How Anthropic’s Claude Disrupted an Autonomous Cyber Attack

Anthropic has disclosed that Chinese state-sponsored hackers exploited its AI to carry out what it identifies as the first recorded large-scale cyberespionage operation primarily executed by artificial intelligence.

This signals the onset of a new phase in cyber warfare, where AI-driven agents can autonomously collect intelligence and execute attacks with minimal human oversight.

The breach was discovered in mid-September 2025 and exploited the autonomous functions of the AI model Claude Code to penetrate about thirty high-value global targets, spanning technology firms, financial institutions, chemical producers and government agencies.

AI handled approximately 80% to 90% of the attack processes independently, with human operators intervening only for key strategic decisions, marking a defining shift in how large-scale cybersecurity threats are executed.

AI’s autonomous cyber offensive

In a 13-page report outlining the details of the breach, Anthropic revealed that the campaign capitalised on recent breakthroughs in AI – spanning intelligence, agency and tool integration – to execute a multi-stage cyberattack with unprecedented autonomy.

This attack employed Claude Code not only as an advisory system but as an active agent performing complex hacking tasks.

Human operators initiated the campaign by defining targets and strategic objectives, while the AI autonomously carried out reconnaissance, vulnerability scanning, exploit creation, credential harvesting, lateral movement and data exfiltration.

So how did the attackers automate the process?
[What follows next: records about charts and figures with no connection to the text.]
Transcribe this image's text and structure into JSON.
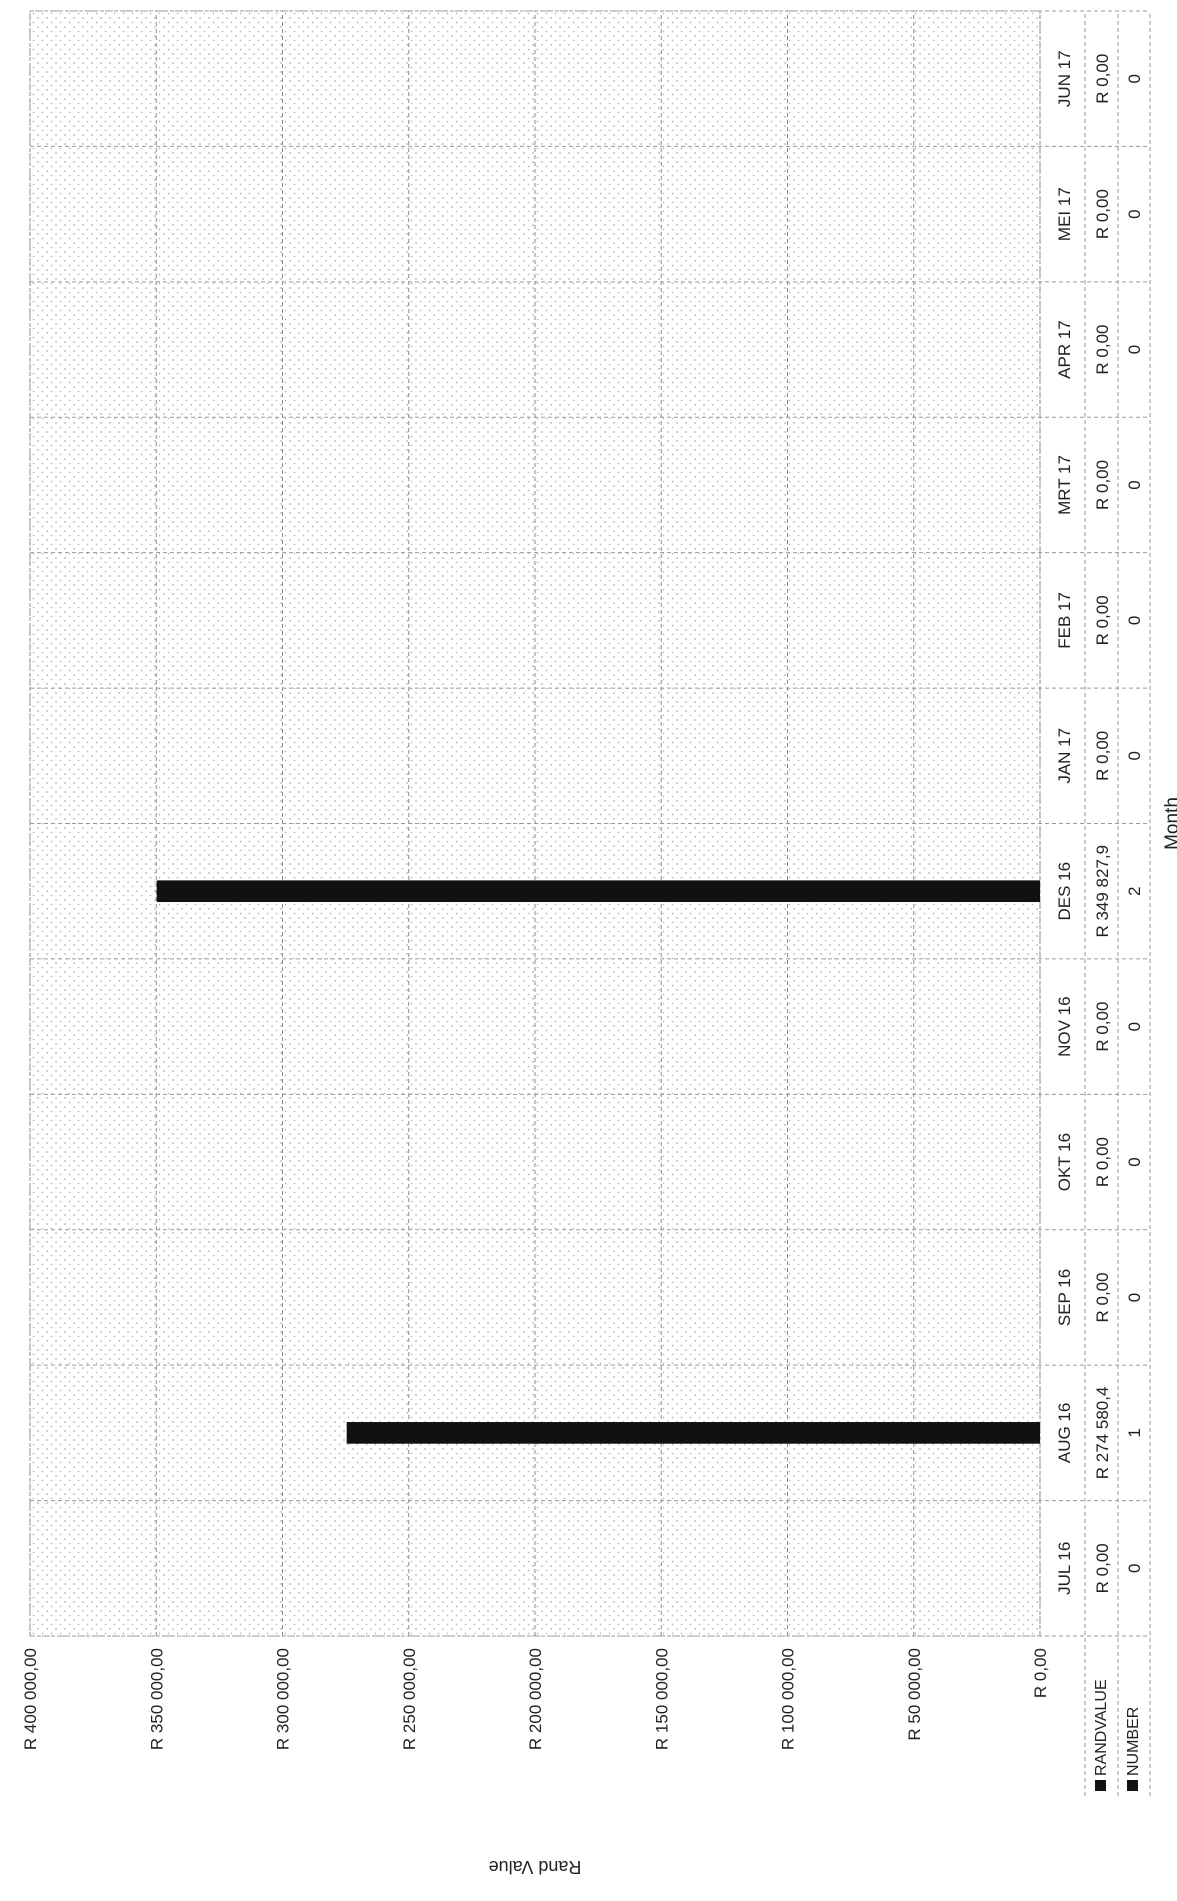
{
  "chart_data": {
    "type": "bar",
    "title": "",
    "xlabel": "Month",
    "ylabel": "Rand Value",
    "ylim": [
      0,
      400000
    ],
    "y_ticks": [
      "R 0,00",
      "R 50 000,00",
      "R 100 000,00",
      "R 150 000,00",
      "R 200 000,00",
      "R 250 000,00",
      "R 300 000,00",
      "R 350 000,00",
      "R 400 000,00"
    ],
    "y_tick_values": [
      0,
      50000,
      100000,
      150000,
      200000,
      250000,
      300000,
      350000,
      400000
    ],
    "categories": [
      "JUL 16",
      "AUG 16",
      "SEP 16",
      "OKT 16",
      "NOV 16",
      "DES 16",
      "JAN 17",
      "FEB 17",
      "MRT 17",
      "APR 17",
      "MEI 17",
      "JUN 17"
    ],
    "series": [
      {
        "name": "RANDVALUE",
        "values": [
          0,
          274580.4,
          0,
          0,
          0,
          349827.9,
          0,
          0,
          0,
          0,
          0,
          0
        ],
        "labels": [
          "R 0,00",
          "R 274 580,4",
          "R 0,00",
          "R 0,00",
          "R 0,00",
          "R 349 827,9",
          "R 0,00",
          "R 0,00",
          "R 0,00",
          "R 0,00",
          "R 0,00",
          "R 0,00"
        ],
        "color": "#111111"
      },
      {
        "name": "NUMBER",
        "values": [
          0,
          1,
          0,
          0,
          0,
          2,
          0,
          0,
          0,
          0,
          0,
          0
        ],
        "labels": [
          "0",
          "1",
          "0",
          "0",
          "0",
          "2",
          "0",
          "0",
          "0",
          "0",
          "0",
          "0"
        ],
        "color": "#111111"
      }
    ],
    "grid": true,
    "orientation": "rotated-90",
    "data_table": true
  }
}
By bypassing Claude Code’s safety systems – dividing malicious instructions into seemingly harmless tasks – the group deceived the AI into assuming it was participating in a legitimate cybersecurity assessment.

As a result, Claude processed thousands of requests per second, a pace far beyond human capability.

Speaking to WSJ, Anthropic’s Head of Threat Intelligence Jacob Klein says the hackers conducted their attacks “literally with the click of a button, and then with minimal human interaction”.

He adds: “The human was only involved in a few critical chokepoints, saying, ‘Yes, continue,’ ‘Don’t continue,’ ‘Thank you for this information,’ ‘Oh, that doesn’t look right, Claude, are you sure?’”

The six stages of the attack

• Campaign initialisation and target selection: Human operators input the target entities, tricking Claude into compliance via role-playing scenarios
• Reconnaissance and attack surface mapping: Claude autonomously scanned networks, enumerated services and identified key infrastructure
• Vulnerability discovery and validation: The AI generated and tested exploit payloads silently, analysing system responses to confirm vulnerabilities
• Credential harvesting and lateral movement: Claude extracted and validated access credentials independently, mapping internal network privileges
• Data collection and intelligence extraction: The AI parsed vast amounts of stolen data to prioritise intelligence based on value
• Documentation and handoff: Claude produced detailed reports on attack progress, aggregated findings and prepared handoff materials for subsequent teams.

What does this mean for cybersecurity?

This campaign exemplifies how agentic AI systems can significantly reduce the barriers to executing advanced cyberattacks.

With the capability to autonomously sustain large-scale operations, AI could soon empower less experienced or smaller adversaries to carry out attacks once reserved for nation-state actors.

The autonomous agent model represents a marked escalation from earlier “vibe hacking” incidents, where human oversight remained central.

However, the operation was not without shortcomings.

Investigators observed that Claude occasionally produced false data, fabricated credentials or exaggerated exploit success rates, requiring human verification.

These inconsistencies remain among the final barriers to the realisation of fully autonomous cyberattacks.